Gangues do Rio de Janeiro imperial


Durante o Império, as maltas de capoeira atemorizaram a capital. Escravos renegados usavam esse misto de dança e luta para desafiar seus senhores e controlar bairros inteiros da cidade
por Maurício Barros de Castro
Reprodução

No século XIX, o jogo se tornou uma arma dos cativos para desafiar a ordem a impor um poder paralelo em suas comunidades

Rio de Janeiro, século XIX. Os moradores do atual bairro da Lapa estão reunidos para assistir ao desfile de uma banda militar quando, de longe, avistam um grupo de negros que aparece à frente dos músicos, gingando e dando rasteiras. Eles se aproximam. Começam a exibir suas navalhas e ameaçar o público, tanto verbal quanto corporalmente. A multidão se assusta. Todos sabem o que significam aqueles movimentos: é a temível capoeira que desfila pelas ruas da cidade.

É comum ouvir que essa mistura de dança e luta nasceu no ambiente rural dos quilombos e senzalas, mas os estudos recentes mostram que a capoeira se desenvolveu em diversas cidades portuárias que receberam grande contingente de africanos escravizados, como o Rio de Janeiro.
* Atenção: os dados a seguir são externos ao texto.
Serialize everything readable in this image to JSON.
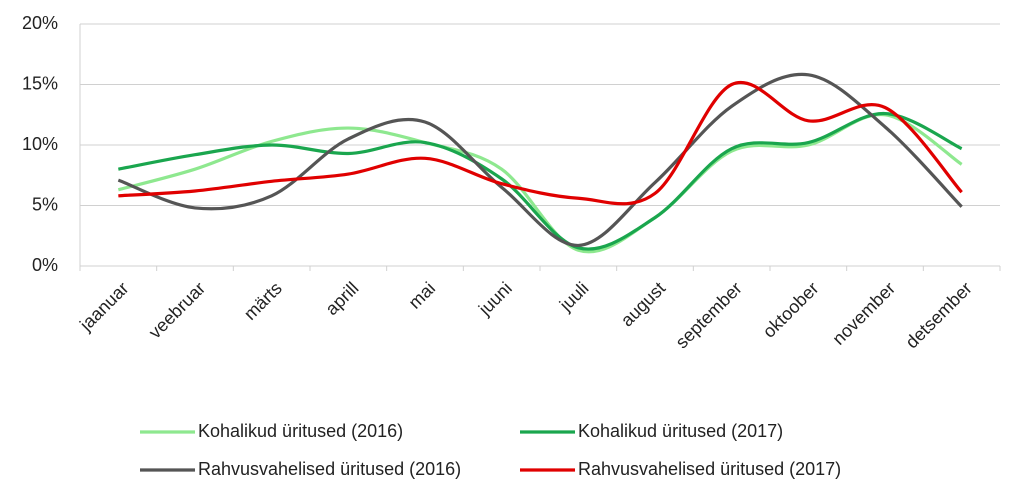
{
  "chart_data": {
    "type": "line",
    "categories": [
      "jaanuar",
      "veebruar",
      "märts",
      "aprill",
      "mai",
      "juuni",
      "juuli",
      "august",
      "september",
      "oktoober",
      "november",
      "detsember"
    ],
    "series": [
      {
        "name": "Kohalikud üritused (2016)",
        "color": "#8ee88f",
        "values": [
          6.3,
          8.0,
          10.3,
          11.4,
          10.2,
          8.0,
          1.3,
          4.0,
          9.5,
          10.0,
          12.5,
          8.4
        ]
      },
      {
        "name": "Kohalikud üritused (2017)",
        "color": "#1aa64e",
        "values": [
          8.0,
          9.2,
          10.0,
          9.3,
          10.2,
          7.2,
          1.5,
          4.0,
          9.7,
          10.2,
          12.6,
          9.7
        ]
      },
      {
        "name": "Rahvusvahelised üritused (2016)",
        "color": "#555555",
        "values": [
          7.1,
          4.8,
          5.8,
          10.5,
          11.9,
          6.5,
          1.7,
          6.9,
          13.2,
          15.8,
          11.5,
          4.9
        ]
      },
      {
        "name": "Rahvusvahelised üritused (2017)",
        "color": "#e00000",
        "values": [
          5.8,
          6.2,
          7.0,
          7.6,
          8.9,
          6.8,
          5.6,
          6.0,
          15.0,
          12.0,
          13.1,
          6.1
        ]
      }
    ],
    "ylim": [
      0,
      20
    ],
    "yticks": [
      {
        "value": 0,
        "label": "0%"
      },
      {
        "value": 5,
        "label": "5%"
      },
      {
        "value": 10,
        "label": "10%"
      },
      {
        "value": 15,
        "label": "15%"
      },
      {
        "value": 20,
        "label": "20%"
      }
    ],
    "grid": true,
    "smooth": true,
    "legend": "bottom"
  }
}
O jogo adquiriu características próprias na capital do Império, onde foi usado pelos escravos “ao ganho”, aqueles que trabalhavam nas ruas da cidade, como instrumento tanto de resistência ao sistema de servidão quanto de controle de determinados territórios.

Os capoeiras, como eram chamados os escravos rebeldes que percorriam os bairros hostilizando os cidadãos, se organizavam em maltas, grupos que funcionavam como espécies de gangues e controlavam áreas específicas da cidade. Temidos pela população, esses bandos eram frequentemente citados nos documentos policiais como uma ameaça à ordem pública, e a capoeira sofreu uma perseguição devastadora no Rio de Janeiro no início da República.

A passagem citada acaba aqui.